Preventing hot linking of images and other file types

Preventing hot linking of images and other file types

In the webmaster community, "hot linking" is a curse phrase. Also known as "bandwidth stealing" by
the angry site owner,  it refers to linking directly to non-html objects not on one own's server,
such as images, .js files etc. The victim's server in this case is robbed of bandwidth (and in turn
money) as the violator enjoys showing content without having to pay for its deliverance. The most
common practice of hot linking pertains to another site's images.
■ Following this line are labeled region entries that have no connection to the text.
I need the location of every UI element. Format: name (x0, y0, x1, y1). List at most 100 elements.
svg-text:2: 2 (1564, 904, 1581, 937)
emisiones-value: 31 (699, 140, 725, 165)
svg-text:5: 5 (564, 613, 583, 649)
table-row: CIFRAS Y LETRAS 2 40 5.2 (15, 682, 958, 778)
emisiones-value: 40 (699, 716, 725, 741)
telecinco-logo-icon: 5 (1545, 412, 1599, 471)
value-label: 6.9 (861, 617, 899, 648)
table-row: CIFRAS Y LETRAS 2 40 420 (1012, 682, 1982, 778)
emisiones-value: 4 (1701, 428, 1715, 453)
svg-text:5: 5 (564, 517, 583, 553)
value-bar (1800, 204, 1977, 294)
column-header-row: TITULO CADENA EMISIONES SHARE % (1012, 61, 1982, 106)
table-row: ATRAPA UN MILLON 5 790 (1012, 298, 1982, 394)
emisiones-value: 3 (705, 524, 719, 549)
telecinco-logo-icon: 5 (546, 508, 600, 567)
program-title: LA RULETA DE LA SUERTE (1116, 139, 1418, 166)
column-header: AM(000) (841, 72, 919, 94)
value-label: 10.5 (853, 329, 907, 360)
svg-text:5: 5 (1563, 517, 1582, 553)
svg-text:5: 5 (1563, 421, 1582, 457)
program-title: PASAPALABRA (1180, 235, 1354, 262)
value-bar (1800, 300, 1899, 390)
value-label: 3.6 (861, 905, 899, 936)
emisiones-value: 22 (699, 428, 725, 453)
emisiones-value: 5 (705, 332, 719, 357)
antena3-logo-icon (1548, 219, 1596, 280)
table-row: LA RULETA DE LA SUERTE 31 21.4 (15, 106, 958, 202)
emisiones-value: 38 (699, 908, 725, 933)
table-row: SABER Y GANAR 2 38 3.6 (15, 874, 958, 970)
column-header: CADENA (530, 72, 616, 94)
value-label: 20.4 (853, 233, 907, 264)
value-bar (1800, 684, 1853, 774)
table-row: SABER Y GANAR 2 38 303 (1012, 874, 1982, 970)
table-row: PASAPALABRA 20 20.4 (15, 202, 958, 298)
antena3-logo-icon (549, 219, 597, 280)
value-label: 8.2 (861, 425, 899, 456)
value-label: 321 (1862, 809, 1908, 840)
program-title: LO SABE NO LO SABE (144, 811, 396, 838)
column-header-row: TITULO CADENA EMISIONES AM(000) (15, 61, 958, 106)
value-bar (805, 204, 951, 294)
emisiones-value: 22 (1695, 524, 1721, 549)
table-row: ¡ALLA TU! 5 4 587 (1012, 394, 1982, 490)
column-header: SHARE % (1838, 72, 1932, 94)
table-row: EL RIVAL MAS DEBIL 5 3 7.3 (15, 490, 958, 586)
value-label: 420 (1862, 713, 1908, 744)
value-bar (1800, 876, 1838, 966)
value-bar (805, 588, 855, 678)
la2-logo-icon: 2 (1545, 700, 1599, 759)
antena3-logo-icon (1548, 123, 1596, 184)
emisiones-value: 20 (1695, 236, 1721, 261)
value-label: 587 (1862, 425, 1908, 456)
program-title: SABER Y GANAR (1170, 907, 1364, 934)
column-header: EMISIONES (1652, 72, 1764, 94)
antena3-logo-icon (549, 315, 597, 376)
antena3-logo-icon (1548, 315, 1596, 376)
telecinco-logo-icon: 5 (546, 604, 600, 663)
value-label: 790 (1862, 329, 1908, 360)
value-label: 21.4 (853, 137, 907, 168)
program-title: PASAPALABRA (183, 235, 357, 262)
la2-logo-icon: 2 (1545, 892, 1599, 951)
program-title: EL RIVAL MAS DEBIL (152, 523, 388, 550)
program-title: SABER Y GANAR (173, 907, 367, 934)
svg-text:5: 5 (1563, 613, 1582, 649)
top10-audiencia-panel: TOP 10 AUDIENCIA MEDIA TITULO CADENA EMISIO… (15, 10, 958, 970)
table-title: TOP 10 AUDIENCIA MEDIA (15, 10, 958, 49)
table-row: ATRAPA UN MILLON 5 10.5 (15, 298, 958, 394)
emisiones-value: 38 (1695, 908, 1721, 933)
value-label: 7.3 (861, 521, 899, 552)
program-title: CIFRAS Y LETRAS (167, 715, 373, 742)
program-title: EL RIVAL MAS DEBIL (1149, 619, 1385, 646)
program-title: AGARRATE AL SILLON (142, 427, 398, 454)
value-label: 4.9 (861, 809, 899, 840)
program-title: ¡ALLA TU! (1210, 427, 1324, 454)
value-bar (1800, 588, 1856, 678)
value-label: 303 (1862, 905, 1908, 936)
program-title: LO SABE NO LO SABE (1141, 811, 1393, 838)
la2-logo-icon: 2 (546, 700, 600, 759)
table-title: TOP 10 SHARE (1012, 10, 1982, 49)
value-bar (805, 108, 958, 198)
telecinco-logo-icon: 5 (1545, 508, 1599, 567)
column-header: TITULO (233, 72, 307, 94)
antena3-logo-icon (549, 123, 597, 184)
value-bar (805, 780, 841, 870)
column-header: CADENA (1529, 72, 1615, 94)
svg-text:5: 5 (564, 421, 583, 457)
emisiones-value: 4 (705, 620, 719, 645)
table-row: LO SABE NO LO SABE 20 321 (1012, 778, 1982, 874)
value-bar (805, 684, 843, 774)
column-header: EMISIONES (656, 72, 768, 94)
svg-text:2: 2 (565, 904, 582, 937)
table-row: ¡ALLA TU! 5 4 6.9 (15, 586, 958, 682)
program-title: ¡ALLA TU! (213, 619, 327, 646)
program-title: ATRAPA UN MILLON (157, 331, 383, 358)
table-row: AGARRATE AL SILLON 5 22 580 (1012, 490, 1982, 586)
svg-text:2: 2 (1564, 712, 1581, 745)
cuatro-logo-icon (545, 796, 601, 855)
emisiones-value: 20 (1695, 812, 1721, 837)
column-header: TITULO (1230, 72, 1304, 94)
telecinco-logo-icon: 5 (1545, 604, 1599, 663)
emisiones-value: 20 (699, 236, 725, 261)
Using .htaccess, you can disallow hot linking on your server, so those attempting to link to an
image or CSS file on your site, for example, is either blocked (failed request, such as a broken
image) or served a different content (ie: an image of an angry man) . Note that mod_rewrite needs to
be enabled on your server in order for this aspect of .htaccess to work. Inquire your web host
regarding this.

With all the pieces in place, here's how to disable hot linking of certain file types on your site,
in the case below, images, JavaScript (js) and CSS (css) files on your site. Simply add the below
code to your .htaccess file, and upload the file either to your root directory, or a particular
subdirectory to localize the effect to just one section of your site:

RewriteEngine on
RewriteCond %{HTTP_REFERER} !^$
RewriteCond %{HTTP_REFERER} !^http://(www.)?mydomain.com/.*$ [NC]
RewriteRule .(gif|jpg|js|css)$ - [F]

Be sure to replace "mydomain.com" with your own. The above code creates a failed request when hot
linking of the specified file types occurs. In the case of images, a broken image is shown instead.
Serving alternate content when hot linking is detected

You can set up your .htaccess file to actually serve up different content when hot linking occurs.
This is more commonly done with images, such as serving up an Angry Man image in place of the hot
linked one. The code for this is:

RewriteEngine on
RewriteCond %{HTTP_REFERER} !^$
RewriteCond %{HTTP_REFERER} !^http://(www.)?mydomain.com/.*$ [NC]
RewriteRule .(gif|jpg)$ http://www.mydomain.com/up-yours.gif [R,L]

Same deal- replace mydomain.com with your own, plus up-yours.gif.